Pubblicato il 05-09-2021

di Stefano Caredda

Li chiamano giovani "restanti" e sono – per dirla facile – quelli che vivono e vogliono continuare a vivere lontano dalle grandi città. Quelli cioè che non si rassegnano a dover abbandonare i luoghi in cui sono nati e cresciuti, o in cui semplicemente hanno scelto di vivere: giovani che ora chiedono un cambio di passo perché il tema diventi uno dei punti chiave delle politiche del futuro.
Le cosiddette "aree interne" ricoprono il 60% del Paese: in questi territori vive il 22% della popolazione italiana, cioè poco più di un cittadino su cinque. Qui i giovani sono circa il 20% della popolazione e più della metà di loro ha (o avrebbe) intenzione di restare, pianificando in quei territori la propria vita e il proprio lavoro. È una scelta dovuta in primo luogo all'attenzione alla qualità della vita dal punto di vista ambientale e sociale. Dopo più di 60 anni infatti il modello urbano-centrico, che ha caratterizzato la vita italiana almeno a partire dal boom economico degli anni Sessanta del secolo scorso, è entrato in crisi, e si è fatta strada l'idea che uno sviluppo sostenibile debba passare anche dal disinnescare un meccanismo di migrazione verso le città che ormai appare legato a vecchie logiche.

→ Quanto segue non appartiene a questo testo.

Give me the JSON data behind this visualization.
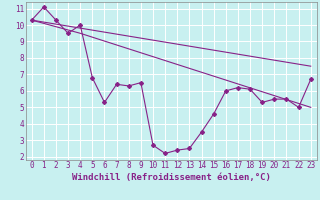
{
  "xlabel": "Windchill (Refroidissement éolien,°C)",
  "bg_color": "#c8f0f0",
  "line_color": "#882288",
  "grid_color": "#ffffff",
  "xlim_min": -0.5,
  "xlim_max": 23.5,
  "ylim_min": 1.8,
  "ylim_max": 11.4,
  "xticks": [
    0,
    1,
    2,
    3,
    4,
    5,
    6,
    7,
    8,
    9,
    10,
    11,
    12,
    13,
    14,
    15,
    16,
    17,
    18,
    19,
    20,
    21,
    22,
    23
  ],
  "yticks": [
    2,
    3,
    4,
    5,
    6,
    7,
    8,
    9,
    10,
    11
  ],
  "line1_x": [
    0,
    1,
    2,
    3,
    4,
    5,
    6,
    7,
    8,
    9,
    10,
    11,
    12,
    13,
    14,
    15,
    16,
    17,
    18,
    19,
    20,
    21,
    22,
    23
  ],
  "line1_y": [
    10.3,
    11.1,
    10.3,
    9.5,
    10.0,
    6.8,
    5.3,
    6.4,
    6.3,
    6.5,
    2.7,
    2.2,
    2.4,
    2.5,
    3.5,
    4.6,
    6.0,
    6.2,
    6.1,
    5.3,
    5.5,
    5.5,
    5.0,
    6.7
  ],
  "line2_x": [
    0,
    23
  ],
  "line2_y": [
    10.3,
    7.5
  ],
  "line3_x": [
    0,
    4,
    23
  ],
  "line3_y": [
    10.3,
    9.5,
    5.0
  ],
  "tick_fontsize": 5.5,
  "label_fontsize": 6.5,
  "spine_color": "#888888"
}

Non che il tema finora non sia stato trattato: un Comitato Tecnico Aree Interne del Ministero per il Sud e la Coesione territoriale si prefigge la realizzazione della "Strategia nazionale aree interne" (Snai), che altro non è che una politica nazionale di sviluppo e coesione territoriale che mira a contrastare la marginalizzazione ed i fenomeni di declino demografico propri delle aree interne del nostro Paese. In particolare sono state finora individuate 72 aree (oltre mille comuni e due milioni di abitanti) in cui attuare interventi, alcuni già partiti, altri in attesa dei necessari accordi fra tutte le amministrazioni pubbliche coinvolte.

Ciò però che viene messo in evidenza dai giovani dell'Officina Giovani Aree Interne, chiamati ad elaborare un documento che sarà presentato all'attenzione del governo, è che una "rivincita delle aree interne" passa per la presenza di più partecipazione, più formazione, più cultura e più welfare. Nella gran parte dei territori infatti non ci sono scuole superiori (il primo passo della "fuga") ma soprattutto manca un'offerta formativa capace di intercettare davvero le possibilità lavorative che le diverse aree interne possono offrire. Opportunità che ci sono, perché "rimanere" non significa per forza diventare agricoltori o allevatori (c'è anche questo naturalmente, in forme imprenditoriali adeguate ai tempi). Inoltre, ci vuole anche cultura, ci vogliono servizi pubblici (come il trasporto pubblico a chiamata), ci vogliono politiche sociali con servizi di prossimità che partano dai bisogni delle persone. Insomma, città e aree interne non devono vivere in antitesi (le prime che attraggono innovazione e investimenti, le altre che vengono abbandonate), ma possono tessere nuovi rapporti interdipendenti e aiutarsi. Il futuro del Paese si gioca in ogni dove.